Asked for his perspective, Eric A. Klein, MD, of the Glickman Urological and Kidney Institute at the Cleveland Clinic in Ohio, who was not involved with the study by Xia and co-authors, explained that prostate surgery may be delayed for a variety of reasons, including treatment toxicity and crisis situations such as the pandemic.
“Or a patient may want a second opinion or be a good candidate for neoadjuvant trials,” he told MedPage Today. “Understandably, there may be some hesitation among newly diagnosed patients about delaying surgery, even if it’s because they’re receiving other anticancer treatment. Patients are understandably scared when they learn they have high-grade cancer, but what we have seen anecdotally — and what the data suggest — is that a reasonable delay in treatment is not likely to affect outcomes in these patients.”
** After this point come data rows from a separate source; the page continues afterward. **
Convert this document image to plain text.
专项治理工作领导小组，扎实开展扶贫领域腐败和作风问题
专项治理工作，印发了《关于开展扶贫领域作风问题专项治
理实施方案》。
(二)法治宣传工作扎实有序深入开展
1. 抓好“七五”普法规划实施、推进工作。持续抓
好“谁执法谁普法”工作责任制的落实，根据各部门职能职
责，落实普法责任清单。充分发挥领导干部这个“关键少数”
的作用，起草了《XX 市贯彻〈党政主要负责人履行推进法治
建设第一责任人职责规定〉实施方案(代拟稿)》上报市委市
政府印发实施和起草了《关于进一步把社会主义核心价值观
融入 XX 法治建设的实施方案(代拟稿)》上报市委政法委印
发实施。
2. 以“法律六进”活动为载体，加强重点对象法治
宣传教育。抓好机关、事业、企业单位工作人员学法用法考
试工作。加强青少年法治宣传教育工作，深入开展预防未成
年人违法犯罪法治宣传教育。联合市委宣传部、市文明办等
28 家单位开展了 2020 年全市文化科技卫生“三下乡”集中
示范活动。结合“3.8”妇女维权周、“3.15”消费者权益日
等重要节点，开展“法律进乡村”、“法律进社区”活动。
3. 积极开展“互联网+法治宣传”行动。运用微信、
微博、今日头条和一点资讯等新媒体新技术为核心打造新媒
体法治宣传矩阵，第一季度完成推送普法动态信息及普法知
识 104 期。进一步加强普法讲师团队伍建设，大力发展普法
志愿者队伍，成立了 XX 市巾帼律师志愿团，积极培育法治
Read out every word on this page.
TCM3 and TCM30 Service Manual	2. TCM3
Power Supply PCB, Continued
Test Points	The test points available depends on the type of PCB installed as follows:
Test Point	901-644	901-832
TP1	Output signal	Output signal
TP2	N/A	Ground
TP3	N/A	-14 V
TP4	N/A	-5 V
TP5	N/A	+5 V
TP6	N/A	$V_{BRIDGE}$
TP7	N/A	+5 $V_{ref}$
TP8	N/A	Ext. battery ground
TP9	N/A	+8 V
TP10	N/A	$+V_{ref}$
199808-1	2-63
Study limitations, Xia and co-authors said, included the possible selection bias inherent in retrospective studies in general and in particular surgical waiting time studies. In addition, certain confounding factors were unknown, and bias could also have been introduced by excluding missing data. Also, since true long-term cancer-specific outcomes, such as biochemical recurrence, metastasis-free survival, and cancer-specific survival, were not available in the NCDB, pathological outcomes had to serve as surrogates. Moreover, because follow-up time for OS was short, results for this secondary outcome should be interpreted with caution, and only locally advanced cT1-T2 disease was included and it was unclear what staging method was used (digital rectal examination vs imaging), the researchers noted, cautioning that the results should not be used for decisions regarding locally advanced cancer or surgical delay times beyond 6 months and may not extend to patients who receive radiation therapy. Finally, the team said, because the NCDB is a hospital-based rather than a population-based system and patients were treated at Commission on Cancer–accredited facilities, the results may not be completely representative at the population level.
The National Cancer Database is a joint project of the Commission on Cancer of the American College of Surgeons and the American Cancer Society. The study was funded by the Department of Surgery of Penn Medicine.
The authors reported having no competing interests to disclose.
Klein reported having no competing interests to disclose.